Fig. 7. Inhibition of PSTh-projecting PBel neurons diminishes 2MT-evoked hypothermia and tail temperature increase.

a Schematic of chemogenetic inhibition PSTh-projecting PBel neurons. b Representative image of hMD4i-labeled PSTh-projecting PBel neurons (n = 2). c Time-lapsed thermal images of mCherry-expressing mice and hM4Di-expressing mice during 2MT treatment following administration of C21. Tail (d), skin (f), and core (h) temperature curves of mice with (hM4Di, n = 8 or 9) or without (mCherry, n = 6) inactivation of PSTh-projecting PBel neurons before and during 2MT treatment. Average tail (e), skin (g), and core (i) temperature changes of mice with (hM4Di, n = 8 or 9) or without (mCherry, n = 6) inactivation of PSTh-projecting PBel neurons during 2MT treatment. d–i Data are mean ± SEM; two-side Student’s t test. Scale bar, 100 µm.

Fig. 8. Neural pathways for 2MT-evoked hypothermia.

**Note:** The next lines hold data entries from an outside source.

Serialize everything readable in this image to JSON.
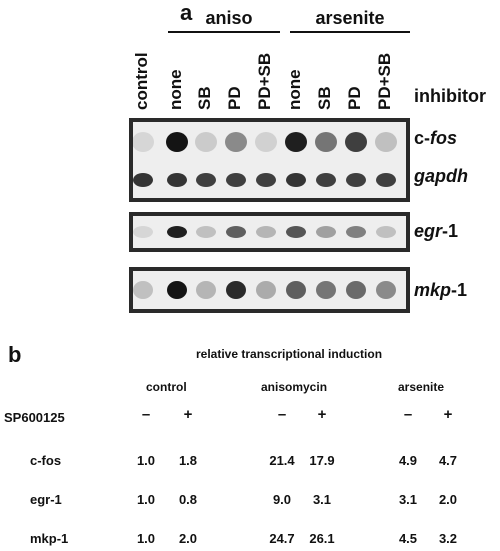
{
  "panel_a": {
    "letter": "a",
    "groups": [
      {
        "label": "aniso"
      },
      {
        "label": "arsenite"
      }
    ],
    "lanes": [
      "control",
      "none",
      "SB",
      "PD",
      "PD+SB",
      "none",
      "SB",
      "PD",
      "PD+SB"
    ],
    "inhibitor_label": "inhibitor",
    "blots": [
      {
        "labels": [
          {
            "text": "c-",
            "italic_text": "fos"
          },
          {
            "text": "",
            "italic_text": "gapdh"
          }
        ]
      },
      {
        "labels": [
          {
            "text": "",
            "italic_text": "egr",
            "suffix": "-1"
          }
        ]
      },
      {
        "labels": [
          {
            "text": "",
            "italic_text": "mkp",
            "suffix": "-1"
          }
        ]
      }
    ],
    "band_intensities": {
      "c_fos": [
        0.1,
        1.0,
        0.15,
        0.45,
        0.12,
        0.95,
        0.55,
        0.8,
        0.2
      ],
      "gapdh": [
        0.85,
        0.85,
        0.8,
        0.8,
        0.8,
        0.85,
        0.8,
        0.8,
        0.8
      ],
      "egr_1": [
        0.1,
        0.95,
        0.2,
        0.65,
        0.25,
        0.7,
        0.35,
        0.5,
        0.2
      ],
      "mkp_1": [
        0.2,
        1.0,
        0.25,
        0.9,
        0.3,
        0.65,
        0.55,
        0.6,
        0.45
      ]
    }
  },
  "panel_b": {
    "letter": "b",
    "title": "relative transcriptional induction",
    "treatments": [
      "control",
      "anisomycin",
      "arsenite"
    ],
    "inhibitor_row_label": "SP600125",
    "signs": [
      "–",
      "+",
      "–",
      "+",
      "–",
      "+"
    ],
    "rows": [
      {
        "gene": "c-fos",
        "values": [
          "1.0",
          "1.8",
          "21.4",
          "17.9",
          "4.9",
          "4.7"
        ]
      },
      {
        "gene": "egr-1",
        "values": [
          "1.0",
          "0.8",
          "9.0",
          "3.1",
          "3.1",
          "2.0"
        ]
      },
      {
        "gene": "mkp-1",
        "values": [
          "1.0",
          "2.0",
          "24.7",
          "26.1",
          "4.5",
          "3.2"
        ]
      }
    ]
  }
}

2MT is sensed by Trpa1 in trigeminal ganglion (TG) neurons and vagal ganglion (VG) neurons. A subpopulation of vGlut2⁺ PBel neurons receive the 2MT signal directly from TG neurons or indirectly via Sp5 neurons. These vGlut2⁺ PBel neurons transmit the 2MT signal to vGlut2⁺ PSTh neurons, which relay the signal to NTS neurons to trigger hypothermia and tail vasodilation.